(no title)
75dvtwin | 4 years ago
Hiring narrowly focused people with significant pre-existing experience -- Is always costly.
... and I also think, it is practically always a wrong strategy...
I am fundamentally against micro-managing labor pools by federal government.
However, there are need to be economic incentives (including immigration policies) -- that make it more difficult for employers to hire for 'tool-centric' positions, unless those tools are very expensive physical devices (eg telescopes, quantum computers, etc).
The incentives need to direct employers at training on the job (not at after-work online classes).
When I see on HN's hire threads -- 'if you have Azure experience -- you will get on top of the pile' -- I cringe.

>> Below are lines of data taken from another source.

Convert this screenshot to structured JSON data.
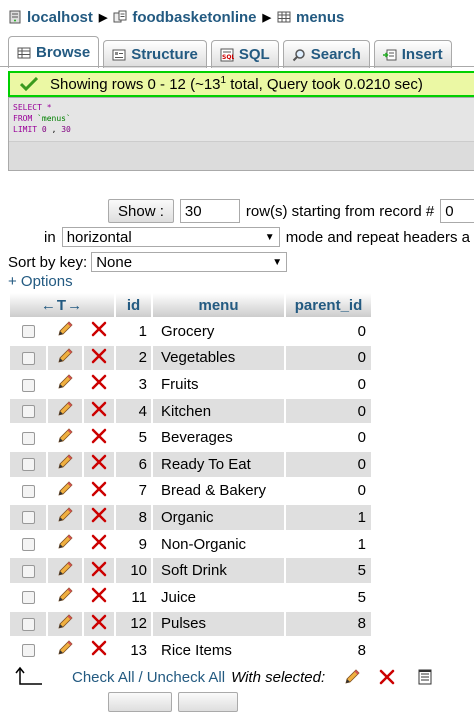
{
  "breadcrumb": {
    "server": "localhost",
    "database": "foodbasketonline",
    "table": "menus"
  },
  "tabs": [
    {
      "label": "Browse",
      "icon": "browse-icon",
      "active": true
    },
    {
      "label": "Structure",
      "icon": "structure-icon"
    },
    {
      "label": "SQL",
      "icon": "sql-icon"
    },
    {
      "label": "Search",
      "icon": "search-icon"
    },
    {
      "label": "Insert",
      "icon": "insert-icon"
    }
  ],
  "message": {
    "text_pre": "Showing rows 0 - 12 (~13",
    "sup": "1",
    "text_post": " total, Query took 0.0210 sec)"
  },
  "sql": {
    "select": "SELECT",
    "star": "*",
    "from": "FROM",
    "table": "`menus`",
    "limit": "LIMIT",
    "offset": "0",
    "comma": ",",
    "count": "30"
  },
  "controls": {
    "show_label": "Show :",
    "rows_value": "30",
    "rows_text": "row(s) starting from record #",
    "start_value": "0",
    "in_label": "in",
    "mode_value": "horizontal",
    "mode_text": "mode and repeat headers a",
    "sort_label": "Sort by key:",
    "sort_value": "None",
    "options_label": "+ Options"
  },
  "table": {
    "headers": {
      "arrows": "←T→",
      "id": "id",
      "menu": "menu",
      "parent_id": "parent_id"
    },
    "rows": [
      {
        "id": "1",
        "menu": "Grocery",
        "parent_id": "0"
      },
      {
        "id": "2",
        "menu": "Vegetables",
        "parent_id": "0"
      },
      {
        "id": "3",
        "menu": "Fruits",
        "parent_id": "0"
      },
      {
        "id": "4",
        "menu": "Kitchen",
        "parent_id": "0"
      },
      {
        "id": "5",
        "menu": "Beverages",
        "parent_id": "0"
      },
      {
        "id": "6",
        "menu": "Ready To Eat",
        "parent_id": "0"
      },
      {
        "id": "7",
        "menu": "Bread & Bakery",
        "parent_id": "0"
      },
      {
        "id": "8",
        "menu": "Organic",
        "parent_id": "1"
      },
      {
        "id": "9",
        "menu": "Non-Organic",
        "parent_id": "1"
      },
      {
        "id": "10",
        "menu": "Soft Drink",
        "parent_id": "5"
      },
      {
        "id": "11",
        "menu": "Juice",
        "parent_id": "5"
      },
      {
        "id": "12",
        "menu": "Pulses",
        "parent_id": "8"
      },
      {
        "id": "13",
        "menu": "Rice Items",
        "parent_id": "8"
      }
    ]
  },
  "bottom": {
    "check_all": "Check All",
    "separator": "/",
    "uncheck_all": "Uncheck All",
    "with_selected": "With selected:"
  },
  "colors": {
    "link": "#235a81",
    "success_border": "#00d000",
    "success_bg": "#ebf8a4",
    "delete_red": "#cc0000",
    "row_even": "#dfdfdf"
  }
}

This is absolutely ridiculous. Same pretty much with Ruby/Php Rust/C++ Haskell/Scala modalities of the same problem.
Yes hire people who understand process/idioms/patters, but invest in the f..ing training -- if you need somebody 'yesterday' to help, get consultants -- and have them help and at the same time hire for full time roles -- and train your internal stuff (possibly, even, have them learn from the consultants).
Afraid of people leaving after acquiring the highly thought-out skills ?
-- implement meaningful compensation/retention policies that reflect effort that you spend on training, and risks that you are taking if a person who was just trained -- leaves.
winrid|4 years ago
That's why, as a seller (worker) you should try to specialize in at least one area to sell yourself better.
pjmlp|4 years ago
Too many coders, generalists or not, cannot engange properly talking to something that isn't a computer.
Those that manage to merge coding skills, with UI/UX, marketing, understanding the customer point of view, already have an upper hand.
75dvtwin|4 years ago
I am also saying that there needs to be a system of incentives, that then, produces, organizational/hiring practices that favor non-tool-specific employment process.